Companies have also discovered that using demographic data, a common practice in marketing, can also lead to model bias. For example, individuals that primarily used cash for transactions and others that lived in specific zip codes were at a disadvantage in banking models to determine creditworthiness. To minimize these issues, a company needs to augment its data with full representation in areas such as ethnicity, gender, age, behavioral and economic profiles.
Design AI models with a continuous feedback loop
Another, more prominent, yet tricky issue is data accuracy. As the adage says, garbage in, equals garbage out. The least appreciated but arguably the most essential component of the AI model lifecycle is ensuring the model has accurate data at all times. Inaccurate data from either poor data hygiene or data that was tampered with for security purposes can cause model failures. Organizations need to invest the time and resources to ensure they have the correct data. Data privacy is another key element that businesses must address, but the concepts of data privacy, sovereignty, and security are significant enough that we will come back to this in a separate article.

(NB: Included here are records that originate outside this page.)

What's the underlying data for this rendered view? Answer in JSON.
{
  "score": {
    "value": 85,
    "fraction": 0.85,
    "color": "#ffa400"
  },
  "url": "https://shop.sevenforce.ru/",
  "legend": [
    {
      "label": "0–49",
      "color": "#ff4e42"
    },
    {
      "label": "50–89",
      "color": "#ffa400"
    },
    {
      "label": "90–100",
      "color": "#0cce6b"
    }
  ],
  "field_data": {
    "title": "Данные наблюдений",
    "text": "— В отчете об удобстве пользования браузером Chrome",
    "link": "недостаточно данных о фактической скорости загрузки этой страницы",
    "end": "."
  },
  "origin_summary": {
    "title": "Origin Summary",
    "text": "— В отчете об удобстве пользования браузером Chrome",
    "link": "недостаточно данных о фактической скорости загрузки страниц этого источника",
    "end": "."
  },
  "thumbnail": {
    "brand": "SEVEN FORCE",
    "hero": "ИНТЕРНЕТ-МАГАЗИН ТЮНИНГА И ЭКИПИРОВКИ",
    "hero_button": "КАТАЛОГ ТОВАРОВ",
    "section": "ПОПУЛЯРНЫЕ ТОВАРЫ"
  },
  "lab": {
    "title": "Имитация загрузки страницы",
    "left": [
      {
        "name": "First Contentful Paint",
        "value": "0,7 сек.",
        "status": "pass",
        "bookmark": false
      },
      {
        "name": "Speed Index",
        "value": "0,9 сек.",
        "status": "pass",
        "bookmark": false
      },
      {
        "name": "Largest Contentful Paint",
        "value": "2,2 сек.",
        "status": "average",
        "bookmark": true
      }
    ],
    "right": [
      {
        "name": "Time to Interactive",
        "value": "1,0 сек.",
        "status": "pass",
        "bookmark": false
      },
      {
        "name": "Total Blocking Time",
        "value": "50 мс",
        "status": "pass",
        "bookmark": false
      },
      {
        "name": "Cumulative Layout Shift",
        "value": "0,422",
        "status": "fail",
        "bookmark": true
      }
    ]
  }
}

Overall, it's clear that while we may have an abundance of data, it most likely doesn't represent what we want to model for the future. A successful AI strategy is an ethical AI strategy that requires the organization to be thoughtful in its model creation by ensuring it has a broad representation of accurate data and testing the outcomes to ensure the models are secure and operating as expected.
Organizations that define an AI model lifecycle with a continuous feedback loop will reap the benefits of better intelligence. This will increasingly mean stronger, longer lasting trust with customers and staying on the right side of new laws and regulations.